Integrated Sensing and Communications via Beamforming
Consider an integrated sensing and communication (ISAC) system where a base station seeks to minimize the Cramer-Rao bound of a parameter estimation problem while satisfying quality-of-service constraints for communication users via spatial beamforming. How many simultaneous beamformers should be used? How to design these beamformers? We answer the former question by investigating rank-reduction strategies for the semidefinite programming relaxation solution and show that the minimum number of sensing beamformers scales at most linearly in the number of parameters to be estimated. Furthermore, we propose an optimization framework involving a transformation of the Cramer-Rao bound minimization problem into an equivalent max-min formulation and an extension of the uplink and downlink duality result for the classical multiuser MIMO communications problem into the ISAC setting. This results in a considerably more efficient iterative procedure for solving the optimal beamforming problem for ISAC than the semidefinite relaxation approach, while ensuring convergence to the global optimal solution.

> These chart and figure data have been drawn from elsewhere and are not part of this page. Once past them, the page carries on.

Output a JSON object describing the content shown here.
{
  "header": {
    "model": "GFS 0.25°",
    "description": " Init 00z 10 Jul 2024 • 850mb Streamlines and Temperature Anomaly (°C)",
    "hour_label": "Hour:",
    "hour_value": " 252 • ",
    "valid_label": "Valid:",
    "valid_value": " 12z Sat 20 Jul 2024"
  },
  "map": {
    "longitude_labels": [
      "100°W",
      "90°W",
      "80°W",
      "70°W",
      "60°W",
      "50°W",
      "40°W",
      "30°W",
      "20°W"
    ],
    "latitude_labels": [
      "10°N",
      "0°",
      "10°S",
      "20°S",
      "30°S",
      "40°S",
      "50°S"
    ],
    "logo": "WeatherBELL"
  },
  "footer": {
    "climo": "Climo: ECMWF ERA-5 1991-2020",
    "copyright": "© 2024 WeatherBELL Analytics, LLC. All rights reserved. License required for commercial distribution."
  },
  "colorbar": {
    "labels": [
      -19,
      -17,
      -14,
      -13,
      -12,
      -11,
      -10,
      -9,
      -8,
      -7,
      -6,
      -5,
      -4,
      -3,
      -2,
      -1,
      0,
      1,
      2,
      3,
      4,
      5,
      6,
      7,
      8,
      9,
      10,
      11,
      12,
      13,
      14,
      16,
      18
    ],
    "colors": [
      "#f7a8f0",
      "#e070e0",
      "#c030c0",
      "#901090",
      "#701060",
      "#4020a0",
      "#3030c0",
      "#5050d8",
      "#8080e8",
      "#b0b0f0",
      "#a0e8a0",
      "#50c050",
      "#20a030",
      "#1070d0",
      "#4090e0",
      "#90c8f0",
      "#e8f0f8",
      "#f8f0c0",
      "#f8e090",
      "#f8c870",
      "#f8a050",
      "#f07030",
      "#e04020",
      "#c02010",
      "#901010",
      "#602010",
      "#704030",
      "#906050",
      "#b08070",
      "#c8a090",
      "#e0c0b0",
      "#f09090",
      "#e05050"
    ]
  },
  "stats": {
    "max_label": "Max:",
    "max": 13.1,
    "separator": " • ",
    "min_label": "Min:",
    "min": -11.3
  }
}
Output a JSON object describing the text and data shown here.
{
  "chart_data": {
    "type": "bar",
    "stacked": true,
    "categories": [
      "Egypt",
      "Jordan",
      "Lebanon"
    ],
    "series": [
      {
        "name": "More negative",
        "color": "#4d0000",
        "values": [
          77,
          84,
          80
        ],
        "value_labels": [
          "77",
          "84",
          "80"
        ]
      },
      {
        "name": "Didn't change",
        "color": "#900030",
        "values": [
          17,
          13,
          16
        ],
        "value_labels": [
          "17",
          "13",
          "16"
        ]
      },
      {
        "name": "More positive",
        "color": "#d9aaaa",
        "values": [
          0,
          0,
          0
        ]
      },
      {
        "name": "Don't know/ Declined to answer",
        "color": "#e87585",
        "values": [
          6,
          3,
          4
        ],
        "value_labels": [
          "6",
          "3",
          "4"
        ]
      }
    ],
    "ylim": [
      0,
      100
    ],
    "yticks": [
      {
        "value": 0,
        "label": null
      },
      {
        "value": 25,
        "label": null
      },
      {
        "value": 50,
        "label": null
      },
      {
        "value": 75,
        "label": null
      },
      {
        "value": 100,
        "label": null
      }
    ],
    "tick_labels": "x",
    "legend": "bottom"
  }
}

Wei Yu received the B.A.Sc. degree in computer engineering and mathematics from the University of Waterloo, Canada, and the M.S. and Ph.D. degrees in electrical engineering from Stanford University, U.S.A. He is a Professor and Canada Research Chair in Information Theory and Wireless Communications in the Electrical and Computer Engineering Department at the University of Toronto in Canada. Prof. Wei Yu is a Fellow of IEEE and a Fellow of the Canadian Academy of Engineering. He was the recipient of the IEEE Marconi Prize Paper Award in Wireless Communications in 2019, the IEEE Communications Society Award for Advances in Communication in 2019, the IEEE Signal Processing Society Best Paper Award in 2008, 2017, and 2021, the IEEE Communications Society and Information Theory Society Joint Paper Award in 2024, and the R. A. Fessenden Award from IEEE Canada in 2024. Prof. Wei Yu is a Clarivate Highly Cited Researcher. He served as the President of the IEEE Information Theory Society in 2021.